My fellow villagers in Piyasani village in the outskirts of Lilongwe city are flocking around my house to learn about this new initiative.  In November, I started collecting tree seeds from the surrounding remaining forest. Now that the rain has started I am planning to set up a community nursery of tree seedlings using the container gardening method.  I hope to be able with this plan to donate  tree seedlings to one school, so that they are able to plant a school woodlot.  At the same time, this will motivate other schools to start the same initiative as it is one of the cheapest kinds of agriculture and afforestation methods for the poorest countries in Africa, as no financial resources are needed since you can do this prioject around your home with empty plastic bottles and plastic bags.

I have a lot of photos of this project to be send to you, Professor Willem, so that other people can see the importance of container gardening for a poor country like Malawi.

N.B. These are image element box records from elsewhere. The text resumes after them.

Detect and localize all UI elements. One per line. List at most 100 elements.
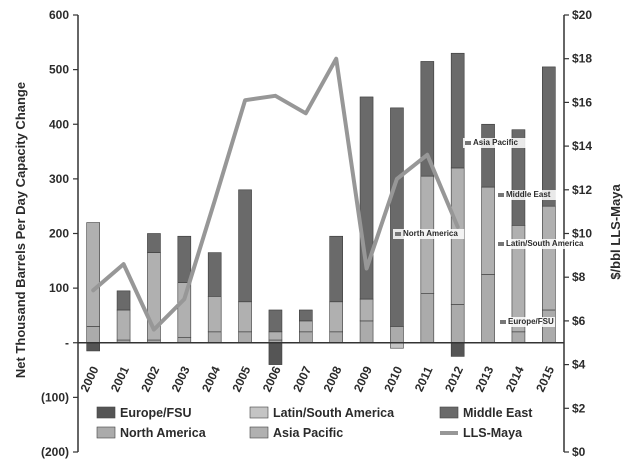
bar-middle-east-2012 bbox=[450, 52, 465, 169]
x-tick-label: 2014 bbox=[503, 364, 527, 394]
bar-asia-pacific-2013 bbox=[481, 186, 495, 275]
y2-tick-label: $14 bbox=[572, 139, 592, 153]
bar-latin-south-america-2010 bbox=[390, 342, 404, 349]
y2-tick-label: $2 bbox=[572, 401, 586, 415]
x-tick-label: 2006 bbox=[260, 364, 284, 394]
y-tick-label: 100 bbox=[49, 281, 69, 295]
bar-north-america-2010 bbox=[390, 326, 404, 344]
bar-middle-east-2008 bbox=[329, 235, 343, 303]
x-tick-label: 2008 bbox=[321, 364, 345, 394]
bar-middle-east-2005 bbox=[238, 189, 252, 303]
bar-middle-east-2013 bbox=[481, 123, 495, 188]
x-tick-label: 2000 bbox=[78, 364, 102, 394]
bar-europe-fsu-2012 bbox=[450, 342, 465, 357]
y2-tick-label: $4 bbox=[572, 358, 586, 372]
x-tick-label: 2003 bbox=[169, 364, 193, 394]
y-tick-label: 400 bbox=[49, 117, 69, 131]
annotation-bg bbox=[496, 190, 558, 200]
x-tick-label: 2002 bbox=[138, 364, 162, 394]
y2-tick-label: $6 bbox=[572, 314, 586, 328]
bar-europe-fsu-2006 bbox=[268, 342, 283, 365]
bar-north-america-2003 bbox=[177, 336, 192, 344]
legend-label-lls-maya: LLS-Maya bbox=[463, 426, 523, 440]
x-tick-label: 2015 bbox=[533, 364, 557, 394]
bar-asia-pacific-2001 bbox=[116, 309, 131, 341]
y2-axis-title: $/bbl LLS-Maya bbox=[608, 184, 623, 280]
y2-tick-label: $12 bbox=[572, 183, 592, 197]
legend-label-asia-pacific: Asia Pacific bbox=[273, 426, 343, 440]
y-tick-label: (100) bbox=[41, 390, 69, 404]
y2-tick-label: $10 bbox=[572, 227, 592, 241]
line-layer bbox=[91, 56, 460, 332]
bar-middle-east-2002 bbox=[147, 233, 161, 253]
bar-asia-pacific-2009 bbox=[359, 298, 374, 322]
annotation-label: Europe/FSU bbox=[508, 317, 554, 326]
x-tick-label: 2005 bbox=[229, 364, 253, 394]
bar-layer bbox=[86, 52, 556, 365]
bar-middle-east-2011 bbox=[420, 61, 435, 177]
bar-asia-pacific-2004 bbox=[207, 296, 222, 333]
legend-swatch-europe-fsu bbox=[96, 406, 116, 419]
bar-middle-east-2007 bbox=[299, 309, 313, 322]
annotation-label: North America bbox=[403, 229, 458, 238]
legend-label-north-america: North America bbox=[120, 426, 207, 440]
bar-north-america-2009 bbox=[359, 320, 374, 344]
bar-north-america-2005 bbox=[238, 331, 252, 344]
legend-swatch-latin-south-america bbox=[249, 406, 269, 419]
bar-middle-east-2010 bbox=[390, 107, 404, 327]
bar-north-america-2012 bbox=[450, 304, 465, 344]
y-axis-title: Net Thousand Barrels Per Day Capacity Ch… bbox=[13, 82, 28, 378]
legend-label-middle-east: Middle East bbox=[463, 406, 533, 420]
bar-middle-east-2015 bbox=[542, 66, 556, 207]
x-tick-label: 2011 bbox=[412, 364, 436, 394]
annotation-bg bbox=[496, 239, 596, 249]
bar-middle-east-2014 bbox=[511, 129, 526, 226]
bar-asia-pacific-2015 bbox=[542, 205, 556, 311]
y2-tick-label: $0 bbox=[572, 445, 586, 459]
annotation-label: Asia Pacific bbox=[473, 138, 518, 147]
bar-north-america-2004 bbox=[207, 331, 222, 344]
bar-north-america-2013 bbox=[481, 274, 495, 344]
y-tick-label: (200) bbox=[41, 445, 69, 459]
annotation-bg bbox=[498, 317, 555, 327]
annotation-swatch bbox=[465, 141, 471, 145]
axes-layer: (200) (100) - 100 200 300 400 500 600 $0 $2 $4 $6 $8 $… bbox=[41, 8, 592, 459]
annotation-swatch bbox=[498, 242, 504, 246]
annotation-swatch bbox=[498, 193, 504, 197]
y2-tick-label: $20 bbox=[572, 8, 592, 22]
y2-tick-label: $8 bbox=[572, 270, 586, 284]
x-tick-label: 2009 bbox=[351, 364, 375, 394]
bar-middle-east-2004 bbox=[207, 252, 222, 297]
y2-tick-label: $18 bbox=[572, 52, 592, 66]
annotation-layer: Asia Pacific Middle East North America Lati… bbox=[393, 138, 596, 327]
x-tick-label: 2012 bbox=[442, 364, 466, 394]
bar-north-america-2007 bbox=[299, 331, 313, 344]
bar-north-america-2000 bbox=[86, 326, 100, 344]
bar-north-america-2014 bbox=[511, 331, 526, 344]
annotation-bg bbox=[463, 138, 530, 148]
y-tick-label: 300 bbox=[49, 172, 69, 186]
x-tick-label: 2013 bbox=[472, 364, 496, 394]
bar-middle-east-2006 bbox=[268, 309, 283, 333]
bar-middle-east-2001 bbox=[116, 290, 131, 311]
y-tick-label: 200 bbox=[49, 227, 69, 241]
bar-asia-pacific-2007 bbox=[299, 320, 313, 333]
bar-europe-fsu-2000 bbox=[86, 342, 100, 352]
y-tick-label: 500 bbox=[49, 63, 69, 77]
legend: Europe/FSU Latin/South America Middle East… bbox=[96, 406, 533, 440]
x-tick-label: 2007 bbox=[290, 364, 314, 394]
x-tick-label: 2001 bbox=[108, 364, 132, 394]
legend-label-europe-fsu: Europe/FSU bbox=[120, 406, 192, 420]
y-tick-label: - bbox=[65, 336, 69, 350]
bar-middle-east-2003 bbox=[177, 235, 192, 283]
annotation-swatch bbox=[500, 320, 506, 324]
x-tick-label: 2010 bbox=[381, 364, 405, 394]
legend-label-latin-south-america: Latin/South America bbox=[273, 406, 395, 420]
bar-asia-pacific-2008 bbox=[329, 301, 343, 333]
annotation-label: Latin/South America bbox=[506, 239, 584, 248]
legend-swatch-middle-east bbox=[439, 406, 459, 419]
x-tick-label: 2004 bbox=[199, 364, 223, 394]
y2-tick-label: $16 bbox=[572, 95, 592, 109]
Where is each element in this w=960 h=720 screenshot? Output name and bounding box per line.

Apart from container gardening,  I am also doing vegetable farming at a small scale for sale and for feeding my family with nutritious meals.

However, I am looking for well-wishers and donors who can come forward and assist me in buying a piece of land, which shall become an education centre for container gardening in Malawi. Any one who is interested can either e-mail me at or call me on +2659028290.

May God bless you, Professor Willem, for introducing this container gardening method to the people of Africa.